We had the day before us; but if we did not find a boat at the inlet
a day might not suffice, in the weak condition of the guide, to
extricate us from our ridiculous position. There was nothing heroic
in it; we had no object: it was merely, as it must appear by this
time, a pleasure excursion, and we might be lost or perish in it
without reward and with little sympathy. We had something like a
hour and a half of stumbling through the swamp when suddenly we stood
in the little trail! Slight as it was, it appeared to us a very
Broadway to Paradise if broad ways ever lead thither. Phelps hailed
it and sank down in it like one reprieved from death. But the boat?
Leaving him, we quickly ran a quarter of a mile down to the inlet.

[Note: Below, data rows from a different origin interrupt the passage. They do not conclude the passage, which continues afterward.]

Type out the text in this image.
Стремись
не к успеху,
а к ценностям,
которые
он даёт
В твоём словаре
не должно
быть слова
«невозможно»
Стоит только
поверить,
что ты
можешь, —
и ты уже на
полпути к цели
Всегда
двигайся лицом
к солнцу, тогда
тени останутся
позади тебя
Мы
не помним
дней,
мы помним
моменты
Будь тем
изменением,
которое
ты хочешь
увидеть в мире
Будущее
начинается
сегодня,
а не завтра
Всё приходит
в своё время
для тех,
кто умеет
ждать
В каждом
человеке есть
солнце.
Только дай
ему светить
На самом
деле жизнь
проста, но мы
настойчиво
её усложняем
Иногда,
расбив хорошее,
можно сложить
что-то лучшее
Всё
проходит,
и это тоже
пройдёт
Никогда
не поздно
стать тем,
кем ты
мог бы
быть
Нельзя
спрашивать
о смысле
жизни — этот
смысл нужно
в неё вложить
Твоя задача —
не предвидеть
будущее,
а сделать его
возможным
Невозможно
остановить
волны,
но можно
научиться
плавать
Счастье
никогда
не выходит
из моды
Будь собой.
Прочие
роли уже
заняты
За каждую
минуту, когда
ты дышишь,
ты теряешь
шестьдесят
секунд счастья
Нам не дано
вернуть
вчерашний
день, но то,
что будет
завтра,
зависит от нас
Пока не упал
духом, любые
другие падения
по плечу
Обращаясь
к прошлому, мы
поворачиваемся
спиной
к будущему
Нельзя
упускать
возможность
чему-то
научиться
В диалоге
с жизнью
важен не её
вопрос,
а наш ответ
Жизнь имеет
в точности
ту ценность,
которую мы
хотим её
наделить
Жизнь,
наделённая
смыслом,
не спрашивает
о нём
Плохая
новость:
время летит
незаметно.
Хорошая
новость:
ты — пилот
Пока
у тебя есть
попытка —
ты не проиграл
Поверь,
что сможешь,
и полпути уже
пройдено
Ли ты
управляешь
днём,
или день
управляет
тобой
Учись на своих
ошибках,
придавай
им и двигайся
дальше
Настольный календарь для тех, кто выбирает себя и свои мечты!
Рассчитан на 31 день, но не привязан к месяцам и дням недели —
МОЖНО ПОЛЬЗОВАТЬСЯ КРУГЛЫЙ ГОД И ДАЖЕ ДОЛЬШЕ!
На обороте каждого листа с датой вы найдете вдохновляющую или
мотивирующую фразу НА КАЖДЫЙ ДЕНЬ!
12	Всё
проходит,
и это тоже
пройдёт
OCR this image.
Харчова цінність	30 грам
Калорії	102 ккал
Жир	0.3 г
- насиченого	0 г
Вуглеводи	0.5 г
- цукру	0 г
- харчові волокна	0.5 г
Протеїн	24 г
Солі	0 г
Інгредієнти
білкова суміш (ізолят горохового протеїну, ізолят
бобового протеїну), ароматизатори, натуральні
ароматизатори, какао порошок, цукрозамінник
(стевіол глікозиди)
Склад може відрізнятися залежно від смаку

The boat was there. Our shout to the guide would have roused him out
of a death-slumber. He came down the trail with the agility of an
aged deer: never was so glad a sound in his ear, he said, as that
shout. It was in a very jubilant mood that we emptied the boat of
water, pushed off, shipped the clumsy oars, and bent to the two-mile
row through the black waters of the winding, desolate channel, and
over the lake, whose dark waves were tossed a little in the morning
breeze. The trunks of dead trees stand about this lake, and all its
shores are ragged with ghastly drift-wood; but it was open to
the sky, and although the heavy clouds still obscured all the
mountain-ranges we had a sense of escape and freedom that almost
made the melancholy scene lovely.
How lightly past hardship sits upon us! All the misery of the night
vanished, as if it had not been, in the shelter of the log cabin at
Mud Pond, with dry clothes that fitted us as the skin of the bear
fits him in the spring, a noble breakfast, a toasting fire,
solicitude about our comfort, judicious sympathy with our suffering,
and willingness to hear the now growing tale of our adventure. Then
came, in a day of absolute idleness, while the showers came and went,
and the mountains appeared and disappeared in sun and storm, that
perfect physical enjoyment which consists in a feeling of strength
without any inclination to use it, and in a delicious languor which
is too enjoyable to be surrendered to sleep.